Speeding up credit decisions is becoming a major competitive point among auto lenders trying to woo dealership clients. Two of the largest U.S. auto lenders, Wells Fargo and Ally Financial Inc., say automating decisioning is among their top priorities in 2020.
Ally CFO Jenn LaClair said the lender rolled out a project across its auto business in 2019 that “materially” cut down on time for automotive loan origination decisioning.
“We want to not only offer speed, but also offer that in-touch, personal connection with the dealer,” LaClair said. “We do think the more that we know the dealer, we know their specific challenges and opportunities, we can partner with them.”
While Ally says it doesn’t have a threshold on automating the decisioning process, Wells Fargo is pushing to increase its automated decisioning to 60 percent.
Executive Vice President Laura Schupbach, head of Wells Fargo Auto, told Automotive News that at least half of decisions in 2019 were automated, compared with 25 percent in 2018. That’s expected to climb to 60 percent early this year.
How much higher can it go? “I’m not sure,” Schupbach said. “We’ll work with our credit partners to figure out what the sweet spot is there.”
The reason, she said, is that for less-creditworthy customers, the underwriting process is more complex. Too much automation could mean that some of the trickier cases might be decided too quickly. Because of this, Wells will always have a certain amount of manual decisioning, Schupbach said.

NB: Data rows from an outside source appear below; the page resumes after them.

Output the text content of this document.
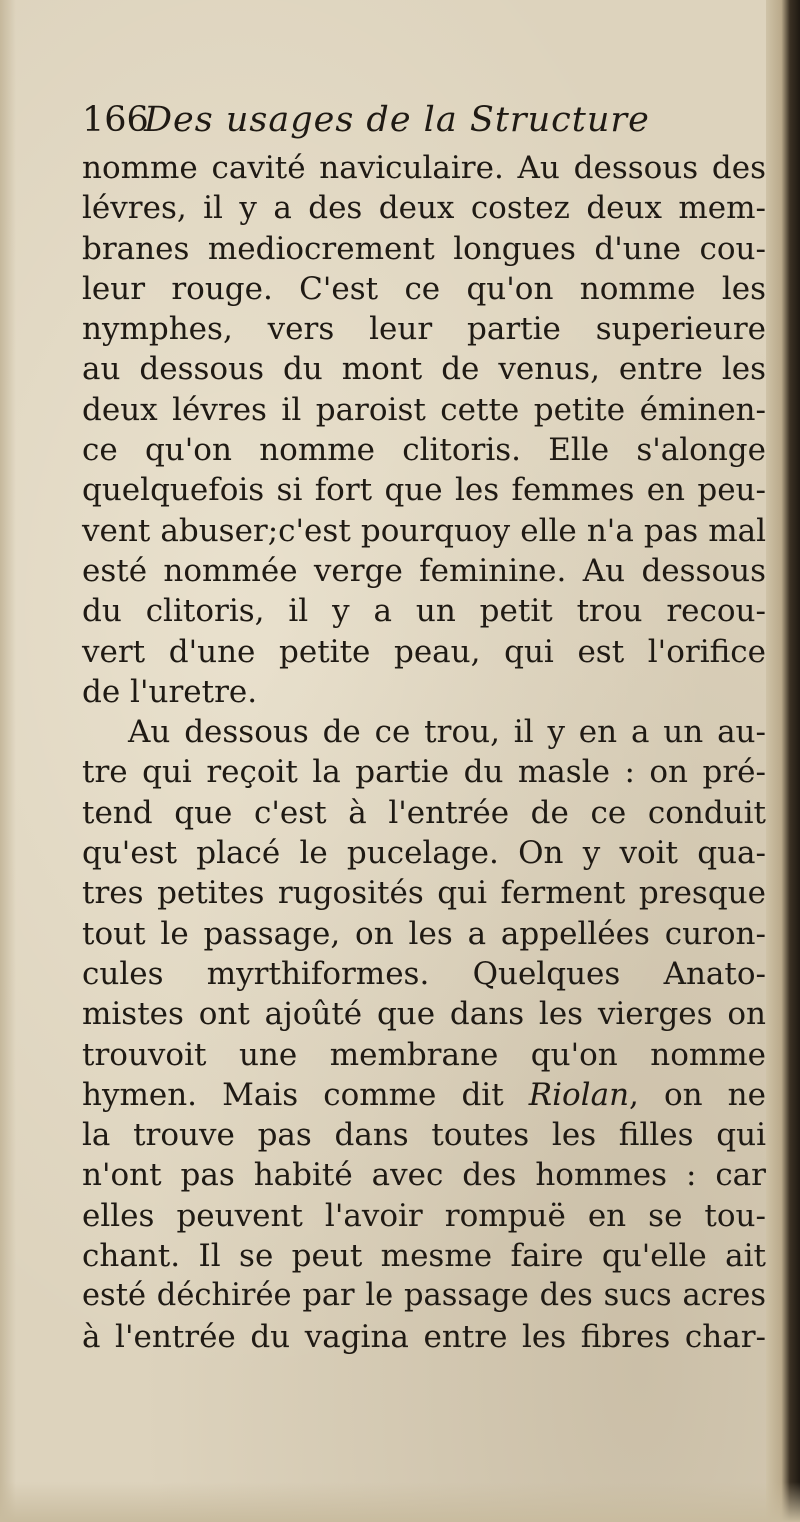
166
Des usages de la Structure
nomme cavité naviculaire. Au dessous des
lévres, il y a des deux costez deux mem-
branes mediocrement longues d'une cou-
leur rouge. C'est ce qu'on nomme les
nymphes, vers leur partie superieure
au dessous du mont de venus, entre les
deux lévres il paroist cette petite éminen-
ce qu'on nomme clitoris. Elle s'alonge
quelquefois si fort que les femmes en peu-
vent abuser;c'est pourquoy elle n'a pas mal
esté nommée verge feminine. Au dessous
du clitoris, il y a un petit trou recou-
vert d'une petite peau, qui est l'orifice
de l'uretre.
Au dessous de ce trou, il y en a un au-
tre qui reçoit la partie du masle : on pré-
tend que c'est à l'entrée de ce conduit
qu'est placé le pucelage. On y voit qua-
tres petites rugosités qui ferment presque
tout le passage, on les a appellées curon-
cules myrthiformes. Quelques Anato-
mistes ont ajoûté que dans les vierges on
trouvoit une membrane qu'on nomme
hymen. Mais comme dit Riolan, on ne
la trouve pas dans toutes les filles qui
n'ont pas habité avec des hommes : car
elles peuvent l'avoir rompuë en se tou-
chant. Il se peut mesme faire qu'elle ait
esté déchirée par le passage des sucs acres
à l'entrée du vagina entre les fibres char-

“We definitely want one of our underwriters looking at those deals and working with the dealer to see if there is a way we can get the deal done that’s good for the customer and good for the dealership,” Schupbach said.
Cutting down on time-to-fund is critical for lenders to retain dealership customers and attract new ones. If a lender leaves a deal hanging, dealerships are likely to seek funding for their customers elsewhere.